El hermano Jond no pudo evitar una sonrisa al sentirse satisfecho de haber enardecido al samhaísta hasta el punto de provocar tal estallido.

—¿Justicia? —dijo con una carcajada sarcástica.

El Anciano Badden se calló de repente y se irguió cuan largo era mirando al monje en su trampa de hielo.

El hermano Jond respiró hondo para calmar su nerviosismo. Se daba cuenta de que había llegado demasiado lejos, pero era demasiado tarde para hacer que el samhaísta recuperara la calma. Fue así que siguió los dictados de su corazón y dejó atrás sus miedos.

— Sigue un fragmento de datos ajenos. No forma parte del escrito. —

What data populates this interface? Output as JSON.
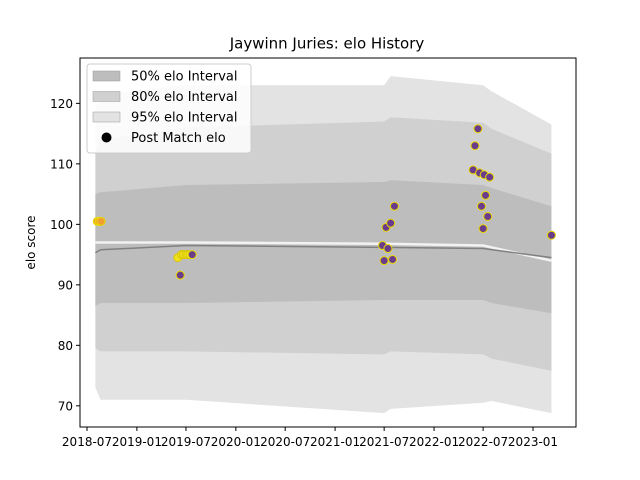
{
  "chart_data": {
    "type": "line",
    "title": "Jaywinn Juries: elo History",
    "xlabel": "",
    "ylabel": "elo score",
    "x_ticks": [
      "2018-07",
      "2019-01",
      "2019-07",
      "2020-01",
      "2020-07",
      "2021-01",
      "2021-07",
      "2022-01",
      "2022-07",
      "2023-01"
    ],
    "y_ticks": [
      70,
      80,
      90,
      100,
      110,
      120
    ],
    "ylim": [
      66.5,
      127.5
    ],
    "legend": {
      "placement": "top-left",
      "entries": [
        "50% elo Interval",
        "80% elo Interval",
        "95% elo Interval",
        "Post Match elo"
      ]
    },
    "band_x": [
      "2018-08-01",
      "2018-08-20",
      "2019-07-01",
      "2021-07-01",
      "2021-07-25",
      "2022-07-01",
      "2022-08-01",
      "2023-03-10"
    ],
    "bands": [
      {
        "name": "95% elo Interval",
        "color": "#e3e3e3",
        "upper": [
          119,
          121.5,
          123,
          123,
          124.5,
          123,
          122,
          116.5
        ],
        "lower": [
          73,
          71,
          71,
          68.8,
          69.5,
          70.5,
          70.8,
          68.8
        ]
      },
      {
        "name": "80% elo Interval",
        "color": "#d0d0d0",
        "upper": [
          112,
          114,
          116,
          117,
          117.7,
          116.8,
          115.8,
          111.7
        ],
        "lower": [
          79.5,
          79,
          79,
          78.5,
          79,
          78.5,
          77.8,
          75.8
        ]
      },
      {
        "name": "50% elo Interval",
        "color": "#bdbdbd",
        "upper": [
          105,
          105.3,
          106.5,
          107,
          107.3,
          106.5,
          106,
          103
        ],
        "lower": [
          86.5,
          87,
          87,
          87.5,
          87.5,
          87.5,
          87,
          85.3
        ]
      }
    ],
    "mean_line": {
      "color": "#808080",
      "x": [
        "2018-08-01",
        "2018-08-20",
        "2019-07-01",
        "2021-07-01",
        "2022-07-01",
        "2023-03-10"
      ],
      "y": [
        95.3,
        95.8,
        96.5,
        96.2,
        96,
        94.5
      ]
    },
    "white_line": {
      "color": "#f2f2f2",
      "x": [
        "2018-08-01",
        "2019-07-01",
        "2021-07-01",
        "2022-07-01",
        "2023-03-10"
      ],
      "y": [
        97,
        97,
        96.8,
        96.5,
        94
      ]
    },
    "series": [
      {
        "name": "Post Match elo",
        "points": [
          {
            "x": "2018-08-08",
            "y": 100.5,
            "color": "#f0a030"
          },
          {
            "x": "2018-08-15",
            "y": 100.5,
            "color": "#f0a030"
          },
          {
            "x": "2018-08-22",
            "y": 100.5,
            "color": "#f0a030"
          },
          {
            "x": "2019-06-01",
            "y": 94.5,
            "color": "#f0e020"
          },
          {
            "x": "2019-06-10",
            "y": 91.6,
            "color": "#6a3c8c"
          },
          {
            "x": "2019-06-15",
            "y": 95,
            "color": "#f0e020"
          },
          {
            "x": "2019-06-22",
            "y": 95,
            "color": "#f0e020"
          },
          {
            "x": "2019-07-01",
            "y": 95,
            "color": "#f0e020"
          },
          {
            "x": "2019-07-08",
            "y": 95,
            "color": "#f0e020"
          },
          {
            "x": "2019-07-16",
            "y": 95,
            "color": "#f0e020"
          },
          {
            "x": "2019-07-24",
            "y": 95,
            "color": "#6a3c8c"
          },
          {
            "x": "2021-06-25",
            "y": 96.5,
            "color": "#6a3c8c"
          },
          {
            "x": "2021-07-01",
            "y": 94,
            "color": "#6a3c8c"
          },
          {
            "x": "2021-07-08",
            "y": 99.5,
            "color": "#6a3c8c"
          },
          {
            "x": "2021-07-15",
            "y": 96,
            "color": "#6a3c8c"
          },
          {
            "x": "2021-07-25",
            "y": 100.2,
            "color": "#6a3c8c"
          },
          {
            "x": "2021-08-01",
            "y": 94.2,
            "color": "#6a3c8c"
          },
          {
            "x": "2021-08-08",
            "y": 103,
            "color": "#6a3c8c"
          },
          {
            "x": "2022-05-25",
            "y": 109,
            "color": "#6a3c8c"
          },
          {
            "x": "2022-06-01",
            "y": 113,
            "color": "#6a3c8c"
          },
          {
            "x": "2022-06-12",
            "y": 115.8,
            "color": "#6a3c8c"
          },
          {
            "x": "2022-06-18",
            "y": 108.5,
            "color": "#6a3c8c"
          },
          {
            "x": "2022-06-25",
            "y": 103,
            "color": "#6a3c8c"
          },
          {
            "x": "2022-07-01",
            "y": 99.3,
            "color": "#6a3c8c"
          },
          {
            "x": "2022-07-05",
            "y": 108.2,
            "color": "#6a3c8c"
          },
          {
            "x": "2022-07-10",
            "y": 104.8,
            "color": "#6a3c8c"
          },
          {
            "x": "2022-07-18",
            "y": 101.3,
            "color": "#6a3c8c"
          },
          {
            "x": "2022-07-25",
            "y": 107.8,
            "color": "#6a3c8c"
          },
          {
            "x": "2023-03-10",
            "y": 98.2,
            "color": "#6a3c8c"
          }
        ]
      }
    ],
    "grid": false
  }
}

—Seré yo quien vea tu muerte, Anciano Badden —declaró—. ¡Veré la victoria del beato Abelle en Vanguard y en todo Honce!

—La verdad… —replicó con toda la calma el Anciano mientras que de un golpe de través de la espada de Bransen se llevaba al mismo tiempo los ojos y el puente de la nariz de Jond. El monje dio un aullido y un grito revolviéndose de dolor—… dudo de que puedas «ver» algo.

Dicho esto, el Anciano Badden se alejó.